The Regulation provides more detailed requirements for clinical evaluation than those imposed by the MDD. It does so in part by incorporating elements of a non-legally binding guideline on clinical evaluation issued in 2016 under the MDD (MEDDEV 2.7/1 (rev. 4)). 30 MEDDEV 2.7/1 (rev. 4) is the most recent guideline on clinical evaluation and it is in keeping with the requirements of the MDR. It explains general principles of clinical evaluation and describes each stage of the clinical evaluation process. The steps of clinical evaluation for medical devices outlined in the MDR and described in more detail in the MEDDEV 2.7 include (1) preparation (and updating) of a clinical evaluation plan; (2) identification of relevant clinical data (both generated by the manufacturer and available in scientific literature) and of gaps in the available evidence through a systematic literature review; (3) appraisal of the available data, including the methodological quality and scientific validity, as well as their relevance to the clinical evaluation of the device; (4) clinical investigation (involving human subjects), which is mandatory for class III and implantable devices, but necessary for other devices only if it is needed to address gaps in the evidence; (5) analysis of all relevant clinical data to evaluate whether they demonstrate conformity with the general safety and performance requirements (Annex XIV of the MDR). 30 Both the MDD and the MDR allow manufacturers to claim equivalence of their device under evaluation to a device that is already CE-marked and use clinical data of that CE-marked device for clinical evaluation. The requirements of the MDR (Annex XIV) are, however, higher than in the MDD, and it seems unlikely that manufacturers of medical AI devices will use this option. 31 Results of the clinical evaluation should be presented in a clinical evaluation report, which is part of the technical documentation required for conformity assessment (together with other elements that depend on the risk class of the device) (Annex II, XIV). The requirements for clinical evaluation in the Regulation, in particular the requirement for the appraisal of clinical data, may increase the attention paid by manufacturers and NBs to the quality of clinical evaluation and contribute to its improvement.

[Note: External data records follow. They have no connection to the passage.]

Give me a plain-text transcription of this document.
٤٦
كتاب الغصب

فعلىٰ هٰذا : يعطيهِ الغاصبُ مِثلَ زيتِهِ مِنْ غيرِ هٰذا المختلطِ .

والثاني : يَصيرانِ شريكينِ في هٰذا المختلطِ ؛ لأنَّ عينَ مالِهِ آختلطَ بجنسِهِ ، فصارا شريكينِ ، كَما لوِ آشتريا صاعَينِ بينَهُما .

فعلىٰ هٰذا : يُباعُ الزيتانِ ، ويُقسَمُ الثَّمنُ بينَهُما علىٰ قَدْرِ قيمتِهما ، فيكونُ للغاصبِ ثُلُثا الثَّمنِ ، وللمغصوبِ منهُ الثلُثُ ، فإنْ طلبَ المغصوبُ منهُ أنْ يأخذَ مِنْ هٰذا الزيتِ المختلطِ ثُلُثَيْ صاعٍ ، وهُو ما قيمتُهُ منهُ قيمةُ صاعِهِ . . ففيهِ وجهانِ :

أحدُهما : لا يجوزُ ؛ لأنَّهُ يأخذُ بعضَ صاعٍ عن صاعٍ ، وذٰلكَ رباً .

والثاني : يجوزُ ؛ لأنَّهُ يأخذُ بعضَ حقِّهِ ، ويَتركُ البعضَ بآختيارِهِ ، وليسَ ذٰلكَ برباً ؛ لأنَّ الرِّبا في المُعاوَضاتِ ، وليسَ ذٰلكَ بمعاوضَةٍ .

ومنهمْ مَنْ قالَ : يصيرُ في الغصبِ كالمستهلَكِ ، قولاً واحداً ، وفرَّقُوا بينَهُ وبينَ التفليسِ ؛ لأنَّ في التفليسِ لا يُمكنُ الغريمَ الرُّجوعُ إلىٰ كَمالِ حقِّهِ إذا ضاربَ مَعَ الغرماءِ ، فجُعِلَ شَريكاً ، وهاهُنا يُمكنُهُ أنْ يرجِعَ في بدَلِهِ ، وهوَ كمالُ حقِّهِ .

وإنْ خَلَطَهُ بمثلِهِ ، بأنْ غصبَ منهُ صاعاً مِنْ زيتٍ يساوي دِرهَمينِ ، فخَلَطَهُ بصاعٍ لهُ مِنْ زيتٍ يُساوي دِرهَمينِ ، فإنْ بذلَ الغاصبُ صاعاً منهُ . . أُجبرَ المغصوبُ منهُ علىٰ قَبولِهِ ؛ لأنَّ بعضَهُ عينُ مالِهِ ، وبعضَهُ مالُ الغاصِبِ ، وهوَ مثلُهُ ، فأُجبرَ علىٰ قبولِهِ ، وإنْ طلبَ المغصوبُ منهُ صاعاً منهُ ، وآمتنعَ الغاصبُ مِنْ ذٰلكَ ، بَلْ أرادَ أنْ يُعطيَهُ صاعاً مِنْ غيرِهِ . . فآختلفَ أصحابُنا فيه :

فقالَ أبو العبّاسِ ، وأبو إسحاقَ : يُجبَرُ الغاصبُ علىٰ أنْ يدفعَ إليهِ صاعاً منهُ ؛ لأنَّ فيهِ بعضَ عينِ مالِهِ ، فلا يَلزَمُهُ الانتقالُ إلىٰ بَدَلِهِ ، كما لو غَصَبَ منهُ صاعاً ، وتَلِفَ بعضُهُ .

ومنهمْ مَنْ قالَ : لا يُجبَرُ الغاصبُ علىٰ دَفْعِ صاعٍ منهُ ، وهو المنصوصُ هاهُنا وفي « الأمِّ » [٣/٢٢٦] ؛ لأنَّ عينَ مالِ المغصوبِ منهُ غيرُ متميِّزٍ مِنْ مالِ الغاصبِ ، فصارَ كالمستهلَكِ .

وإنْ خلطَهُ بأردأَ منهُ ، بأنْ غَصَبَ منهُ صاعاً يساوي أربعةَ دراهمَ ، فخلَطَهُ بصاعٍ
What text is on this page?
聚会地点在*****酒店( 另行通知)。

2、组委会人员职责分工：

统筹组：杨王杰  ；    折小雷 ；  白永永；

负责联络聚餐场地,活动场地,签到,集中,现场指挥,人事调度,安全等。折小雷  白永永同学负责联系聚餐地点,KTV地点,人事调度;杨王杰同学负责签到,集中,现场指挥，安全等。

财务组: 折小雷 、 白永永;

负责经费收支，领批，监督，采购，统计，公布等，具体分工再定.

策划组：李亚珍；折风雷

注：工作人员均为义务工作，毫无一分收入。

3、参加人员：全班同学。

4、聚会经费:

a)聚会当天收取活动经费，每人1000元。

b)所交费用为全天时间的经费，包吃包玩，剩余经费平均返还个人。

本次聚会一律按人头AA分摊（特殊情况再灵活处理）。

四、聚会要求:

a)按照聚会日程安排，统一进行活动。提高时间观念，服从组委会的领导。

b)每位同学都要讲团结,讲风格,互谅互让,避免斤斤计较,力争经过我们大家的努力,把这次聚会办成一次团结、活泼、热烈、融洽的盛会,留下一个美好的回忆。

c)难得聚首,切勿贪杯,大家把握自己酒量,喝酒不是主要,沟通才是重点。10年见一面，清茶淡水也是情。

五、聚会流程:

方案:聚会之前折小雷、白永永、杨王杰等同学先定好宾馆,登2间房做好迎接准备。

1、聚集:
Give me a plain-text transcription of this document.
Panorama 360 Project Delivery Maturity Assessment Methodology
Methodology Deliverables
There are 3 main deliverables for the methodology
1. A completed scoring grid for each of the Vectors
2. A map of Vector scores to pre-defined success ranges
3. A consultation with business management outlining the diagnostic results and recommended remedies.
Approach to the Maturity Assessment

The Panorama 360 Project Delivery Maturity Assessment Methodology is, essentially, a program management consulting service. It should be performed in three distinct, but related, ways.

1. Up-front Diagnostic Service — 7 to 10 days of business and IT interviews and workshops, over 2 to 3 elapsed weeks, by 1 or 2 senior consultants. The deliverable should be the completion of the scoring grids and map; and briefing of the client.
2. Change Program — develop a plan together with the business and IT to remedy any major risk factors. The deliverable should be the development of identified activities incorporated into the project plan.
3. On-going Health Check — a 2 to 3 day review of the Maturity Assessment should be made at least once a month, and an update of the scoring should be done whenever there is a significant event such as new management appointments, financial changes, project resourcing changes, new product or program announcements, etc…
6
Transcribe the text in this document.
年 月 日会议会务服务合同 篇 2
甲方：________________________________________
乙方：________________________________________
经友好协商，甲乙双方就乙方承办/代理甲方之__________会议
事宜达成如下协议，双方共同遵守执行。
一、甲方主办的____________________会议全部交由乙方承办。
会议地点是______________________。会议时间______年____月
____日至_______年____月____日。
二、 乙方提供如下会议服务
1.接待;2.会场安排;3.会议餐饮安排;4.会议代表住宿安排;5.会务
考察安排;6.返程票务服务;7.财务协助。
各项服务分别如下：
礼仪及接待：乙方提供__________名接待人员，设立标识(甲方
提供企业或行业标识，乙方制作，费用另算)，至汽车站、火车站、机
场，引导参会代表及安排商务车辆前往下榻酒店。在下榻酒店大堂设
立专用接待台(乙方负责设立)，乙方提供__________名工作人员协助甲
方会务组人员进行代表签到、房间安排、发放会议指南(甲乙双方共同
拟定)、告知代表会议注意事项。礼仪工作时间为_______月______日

MEDDEV 2.7/1 (rev. 4), in section ‘9. Appraisal of pertinent data (Stage 2)’ offers further guidance on the evaluation of the methodological quality of studies. It mentions that the possibility of confounding influences, bias, random error, lack of transparency in reporting and misinterpretation should be considered in the evaluation. It also outlines specific issues that should be critically appraised, such as the appropriateness of sample size, the power of calculations, the endpoints and controls used, and the validity of conclusions.
There is also another guidance document on clinical evaluation, which specifically addresses the clinical evaluation of software qualifying as a medical device (i.e. so-called medical device software). 32 It was developed by the Medical Device Coordination Group (MDCG) established by Article 103 of the MDR. The guidance also applies to medical AI devices. The drafting here draws on the approach developed by the International Medical Device Regulators Forum 33 and outlines three components of clinical evidence for medical device software: valid clinical association, technical performance and clinical performance. Data supporting these three types of clinical evidence need to be identified or generated, to show compliance with the applicable general safety and performance requirements. The document provides general recommendations on the type and quality of the studies that may be involved here, as well as measurements that can be used to demonstrate valid clinical association, technical performance and clinical performance.
Where the quality of the studies is concerned, the MDCG guidance proposes questions that can be used in their evaluation. For example:
Were the type and the design of the study/ test appropriate to meet the research objectives? Was the data set appropriate and actual (state of the art)? Was the statistical approach appropriate to reach a valid conclusion? 32
Attention to these aspects may indeed help users to conduct methodologically sound studies. On the other hand, these are rather general recommendations.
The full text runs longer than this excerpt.